R Functions and Packages
You might be wondering, “Where do all these functions come from?” Many R functions are written by people in the R community—in other words, other people who use R. People share functions and example data sets with each other by releasing R packages which can be downloaded and installed, much like you install apps on your computer or phone.
R packages—thousands of them—are available in an online repository called CRAN. We use several R packages in this course, some of them have been written specifically to help students learn and use R more easily. Mosaic is an example of a package written by educators. They thought about different functions that would be helpful to students and put them all together into a package.
For this course, you really don’t need to worry about all this. We will preinstall in the code windows all the packages we expect you to use, so you don’t need to install them. But it’s important for you to understand where packages come from, because if you decide to install RStudio on your own computer, you may find some of the functions you were taught to use in the course don’t work! The reason is simply that the packages haven’t been installed.
Speaking of the mosaic package, here’s a fun little function written by the educators behind the Mosaic package. Knowing that statistics instructors often ask their students to consider probabilities from flipping coins, they wrote a function called rflip()
that makes it easy to simulate a coin flip in R.
require(mosaic)
# Try running rflip() to see what it does.
rflip()
# Try running rflip() to see what it does.
rflip()
ex() %>% check_function("rflip")
If you are only going to flip one coin one time you could just as easily use a real coin. But if you want to flip a coin many times and save all the results, it makes sense to let the computer do it for you. You can input any number of coin flips into rflip()
. So rflip(3)
would give you the results of three simulated coin flips.
require(mosaic)
# Modify this code to simulate 10 coin flips.
rflip()
# Modify this code to simulate 10 coin flips.
rflip(n = 10)
ex() %>% check_function('rflip')%>% check_arg('n') %>% check_equal()
You may want to run rflip(10)
a few times to see that every time R flips 10 coins, it does not come up with the same number of heads just like real flips of coins would not give rise to the same number of heads. Later on in this course, we’ll tackle this question: Why is the probability of heads always .5 when the actual proportion of heads in a sample of coin flips is not always .5?
Trial and Error, and the Culture of Programming
Earlier we talked about the culture of math. Many students expect the teacher to teach them the right steps to follow for solving problems, and assume that their job is to remember the steps. We made the point that this isn’t a very useful way of thinking about math. It’s also not going to help you learn programming.
The best way to learn programming is to try things and see what happens. Write some code, run it, and think about why it didn’t work! (Sorry to be negative, but often things don’t work the first time.) There are so many ways to make tiny mistakes in programming (e.g., writing an uppercase letter when you need a lowercase letter).

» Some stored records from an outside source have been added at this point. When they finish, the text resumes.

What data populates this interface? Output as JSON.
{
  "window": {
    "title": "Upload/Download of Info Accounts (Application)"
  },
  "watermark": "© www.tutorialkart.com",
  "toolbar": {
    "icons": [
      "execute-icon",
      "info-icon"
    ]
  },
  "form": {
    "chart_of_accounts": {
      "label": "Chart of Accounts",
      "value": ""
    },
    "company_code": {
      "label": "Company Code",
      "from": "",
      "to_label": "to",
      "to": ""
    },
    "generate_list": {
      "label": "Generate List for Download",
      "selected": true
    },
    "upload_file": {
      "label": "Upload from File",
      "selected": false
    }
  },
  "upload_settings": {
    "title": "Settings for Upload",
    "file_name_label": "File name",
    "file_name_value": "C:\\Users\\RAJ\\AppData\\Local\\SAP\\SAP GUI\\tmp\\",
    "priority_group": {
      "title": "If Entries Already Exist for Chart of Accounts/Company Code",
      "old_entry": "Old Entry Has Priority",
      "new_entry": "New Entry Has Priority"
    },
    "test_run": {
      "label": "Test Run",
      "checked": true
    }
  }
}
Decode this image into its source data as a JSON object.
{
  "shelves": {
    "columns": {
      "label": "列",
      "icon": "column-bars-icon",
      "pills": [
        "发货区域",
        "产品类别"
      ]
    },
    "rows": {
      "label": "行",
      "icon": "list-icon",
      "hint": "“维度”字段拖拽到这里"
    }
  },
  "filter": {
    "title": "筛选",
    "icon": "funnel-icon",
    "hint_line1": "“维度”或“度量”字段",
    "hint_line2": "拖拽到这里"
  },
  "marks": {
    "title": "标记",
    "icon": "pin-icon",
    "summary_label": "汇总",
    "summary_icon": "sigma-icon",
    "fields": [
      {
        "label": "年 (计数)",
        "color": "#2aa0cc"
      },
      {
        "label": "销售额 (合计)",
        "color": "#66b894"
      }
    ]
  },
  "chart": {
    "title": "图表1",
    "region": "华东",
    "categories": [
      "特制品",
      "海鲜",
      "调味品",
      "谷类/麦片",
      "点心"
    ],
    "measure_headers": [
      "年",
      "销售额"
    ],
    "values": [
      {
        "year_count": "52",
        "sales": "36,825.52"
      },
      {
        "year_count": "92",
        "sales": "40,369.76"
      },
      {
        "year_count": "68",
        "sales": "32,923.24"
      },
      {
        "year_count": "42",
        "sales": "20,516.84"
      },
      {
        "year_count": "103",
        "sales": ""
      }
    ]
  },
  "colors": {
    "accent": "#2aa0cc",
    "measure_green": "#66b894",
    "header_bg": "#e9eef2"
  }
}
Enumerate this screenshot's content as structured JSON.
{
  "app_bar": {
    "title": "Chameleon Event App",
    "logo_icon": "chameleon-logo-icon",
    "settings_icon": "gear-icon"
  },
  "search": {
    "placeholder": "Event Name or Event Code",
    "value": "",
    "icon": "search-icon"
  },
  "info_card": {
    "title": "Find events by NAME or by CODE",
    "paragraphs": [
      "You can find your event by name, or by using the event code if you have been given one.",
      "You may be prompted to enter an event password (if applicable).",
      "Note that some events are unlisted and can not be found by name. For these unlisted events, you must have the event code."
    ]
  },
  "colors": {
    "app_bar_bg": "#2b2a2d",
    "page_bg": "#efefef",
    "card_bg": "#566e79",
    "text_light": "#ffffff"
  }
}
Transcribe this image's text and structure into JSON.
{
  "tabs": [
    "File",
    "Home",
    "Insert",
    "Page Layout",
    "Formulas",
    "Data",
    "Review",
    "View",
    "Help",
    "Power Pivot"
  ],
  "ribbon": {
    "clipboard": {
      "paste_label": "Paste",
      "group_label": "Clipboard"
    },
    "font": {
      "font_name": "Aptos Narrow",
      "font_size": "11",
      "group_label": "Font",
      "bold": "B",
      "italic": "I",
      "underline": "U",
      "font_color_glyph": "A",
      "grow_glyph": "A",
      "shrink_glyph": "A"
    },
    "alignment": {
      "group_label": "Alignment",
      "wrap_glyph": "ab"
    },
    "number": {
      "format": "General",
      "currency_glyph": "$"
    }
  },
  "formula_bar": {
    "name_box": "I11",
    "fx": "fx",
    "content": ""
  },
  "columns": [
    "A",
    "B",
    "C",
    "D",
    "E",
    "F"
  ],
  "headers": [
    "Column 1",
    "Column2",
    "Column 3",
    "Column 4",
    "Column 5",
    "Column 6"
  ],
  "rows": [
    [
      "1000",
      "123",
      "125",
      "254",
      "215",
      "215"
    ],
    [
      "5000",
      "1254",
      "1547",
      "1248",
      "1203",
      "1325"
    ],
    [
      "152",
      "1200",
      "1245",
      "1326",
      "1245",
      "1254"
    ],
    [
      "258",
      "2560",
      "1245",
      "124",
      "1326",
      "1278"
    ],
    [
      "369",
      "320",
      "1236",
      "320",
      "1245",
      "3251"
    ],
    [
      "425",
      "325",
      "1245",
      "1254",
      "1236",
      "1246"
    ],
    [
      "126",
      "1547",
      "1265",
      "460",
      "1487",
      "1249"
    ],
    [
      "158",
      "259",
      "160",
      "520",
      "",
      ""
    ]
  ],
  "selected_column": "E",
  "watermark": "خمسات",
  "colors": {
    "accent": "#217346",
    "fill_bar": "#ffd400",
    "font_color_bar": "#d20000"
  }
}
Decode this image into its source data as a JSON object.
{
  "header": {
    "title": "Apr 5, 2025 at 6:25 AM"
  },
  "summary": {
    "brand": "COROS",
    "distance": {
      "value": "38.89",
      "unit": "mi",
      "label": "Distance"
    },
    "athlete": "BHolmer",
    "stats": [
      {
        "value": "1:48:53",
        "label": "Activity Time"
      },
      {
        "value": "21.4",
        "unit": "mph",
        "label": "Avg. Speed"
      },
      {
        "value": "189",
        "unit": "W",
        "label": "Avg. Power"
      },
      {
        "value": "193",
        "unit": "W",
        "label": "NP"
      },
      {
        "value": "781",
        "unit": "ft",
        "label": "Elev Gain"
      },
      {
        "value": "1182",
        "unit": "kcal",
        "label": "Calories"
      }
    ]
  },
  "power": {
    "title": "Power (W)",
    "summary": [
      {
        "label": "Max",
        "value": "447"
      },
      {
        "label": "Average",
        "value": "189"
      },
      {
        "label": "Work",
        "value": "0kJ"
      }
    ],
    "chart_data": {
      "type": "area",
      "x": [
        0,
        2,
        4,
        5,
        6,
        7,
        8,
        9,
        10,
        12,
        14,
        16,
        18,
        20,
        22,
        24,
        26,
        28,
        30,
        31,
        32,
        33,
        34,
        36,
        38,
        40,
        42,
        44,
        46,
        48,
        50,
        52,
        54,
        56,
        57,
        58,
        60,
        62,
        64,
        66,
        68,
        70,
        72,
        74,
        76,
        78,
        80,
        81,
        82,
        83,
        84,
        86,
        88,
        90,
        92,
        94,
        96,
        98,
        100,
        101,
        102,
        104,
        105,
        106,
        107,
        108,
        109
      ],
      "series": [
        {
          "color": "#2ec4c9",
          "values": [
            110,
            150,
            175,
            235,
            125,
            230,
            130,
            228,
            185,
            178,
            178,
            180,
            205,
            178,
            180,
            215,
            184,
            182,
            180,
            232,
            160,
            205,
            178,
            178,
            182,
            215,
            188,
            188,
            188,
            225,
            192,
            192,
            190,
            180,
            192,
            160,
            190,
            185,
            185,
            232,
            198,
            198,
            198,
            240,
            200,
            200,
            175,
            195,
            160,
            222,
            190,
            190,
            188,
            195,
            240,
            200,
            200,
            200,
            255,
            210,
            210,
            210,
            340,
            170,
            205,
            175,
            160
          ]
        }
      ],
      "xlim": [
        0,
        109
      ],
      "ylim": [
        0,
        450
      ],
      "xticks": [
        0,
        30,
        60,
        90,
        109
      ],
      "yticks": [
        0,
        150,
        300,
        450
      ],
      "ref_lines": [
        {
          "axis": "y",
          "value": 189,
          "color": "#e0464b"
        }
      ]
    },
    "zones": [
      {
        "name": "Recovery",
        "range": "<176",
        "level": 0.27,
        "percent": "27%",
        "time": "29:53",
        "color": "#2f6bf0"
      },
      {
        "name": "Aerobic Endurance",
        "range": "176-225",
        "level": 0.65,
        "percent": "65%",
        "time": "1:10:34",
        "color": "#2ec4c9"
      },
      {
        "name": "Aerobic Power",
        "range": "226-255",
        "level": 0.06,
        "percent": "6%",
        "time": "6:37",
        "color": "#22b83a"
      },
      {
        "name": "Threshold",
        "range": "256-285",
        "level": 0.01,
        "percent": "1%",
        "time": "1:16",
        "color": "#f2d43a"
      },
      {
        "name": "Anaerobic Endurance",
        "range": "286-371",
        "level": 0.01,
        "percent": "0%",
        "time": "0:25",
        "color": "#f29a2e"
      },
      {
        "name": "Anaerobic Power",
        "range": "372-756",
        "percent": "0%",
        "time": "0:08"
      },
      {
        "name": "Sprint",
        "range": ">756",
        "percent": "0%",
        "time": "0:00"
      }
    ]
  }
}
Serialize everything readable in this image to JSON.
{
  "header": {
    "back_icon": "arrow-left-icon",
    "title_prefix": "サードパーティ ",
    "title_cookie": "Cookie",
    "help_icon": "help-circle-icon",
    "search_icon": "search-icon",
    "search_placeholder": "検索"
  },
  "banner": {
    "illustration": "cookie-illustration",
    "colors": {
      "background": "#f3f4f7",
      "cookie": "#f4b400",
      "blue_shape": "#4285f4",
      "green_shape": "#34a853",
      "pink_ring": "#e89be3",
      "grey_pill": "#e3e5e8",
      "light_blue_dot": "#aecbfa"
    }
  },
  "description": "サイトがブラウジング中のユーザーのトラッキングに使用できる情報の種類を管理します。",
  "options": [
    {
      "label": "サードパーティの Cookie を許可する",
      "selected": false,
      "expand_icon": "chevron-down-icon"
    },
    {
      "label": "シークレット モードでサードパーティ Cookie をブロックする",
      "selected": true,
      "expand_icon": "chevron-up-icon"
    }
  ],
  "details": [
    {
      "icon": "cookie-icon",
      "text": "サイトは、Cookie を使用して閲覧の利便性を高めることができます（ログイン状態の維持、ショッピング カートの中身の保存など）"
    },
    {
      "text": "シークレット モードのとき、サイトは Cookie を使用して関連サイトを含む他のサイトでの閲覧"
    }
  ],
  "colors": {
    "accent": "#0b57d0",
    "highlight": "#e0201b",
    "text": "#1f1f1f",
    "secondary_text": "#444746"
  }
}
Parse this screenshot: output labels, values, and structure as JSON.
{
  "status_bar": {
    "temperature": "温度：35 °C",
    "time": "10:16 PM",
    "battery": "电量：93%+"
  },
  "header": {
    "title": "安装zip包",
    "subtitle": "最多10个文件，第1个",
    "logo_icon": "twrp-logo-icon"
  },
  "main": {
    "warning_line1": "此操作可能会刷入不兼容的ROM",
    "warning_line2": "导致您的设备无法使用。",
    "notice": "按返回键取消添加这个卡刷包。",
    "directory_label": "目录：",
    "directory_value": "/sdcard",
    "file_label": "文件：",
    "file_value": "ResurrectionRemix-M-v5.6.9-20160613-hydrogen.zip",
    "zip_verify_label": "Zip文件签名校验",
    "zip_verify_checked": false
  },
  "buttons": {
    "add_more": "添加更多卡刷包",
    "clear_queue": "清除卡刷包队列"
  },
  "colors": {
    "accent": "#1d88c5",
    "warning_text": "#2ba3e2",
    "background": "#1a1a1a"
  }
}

We often have to find these bugs by trial and error.
Trial and error can be frustrating if we are not used to learning this way, and it may seem inefficient. But trial and error is a great way to learn because we learn from wrong answers as well as right ones. In this course we might sometimes ask you to run code that is wrong just to see what happens!
By embracing the process of trial and error you will be learning about a whole new way of thinking and about the culture of programming. It will not always go in a straight line, getting better and better, but will be more like experimenting and exploring, making discoveries as you go. The benefit of exploring is that you will get a more thorough sense of R and statistics!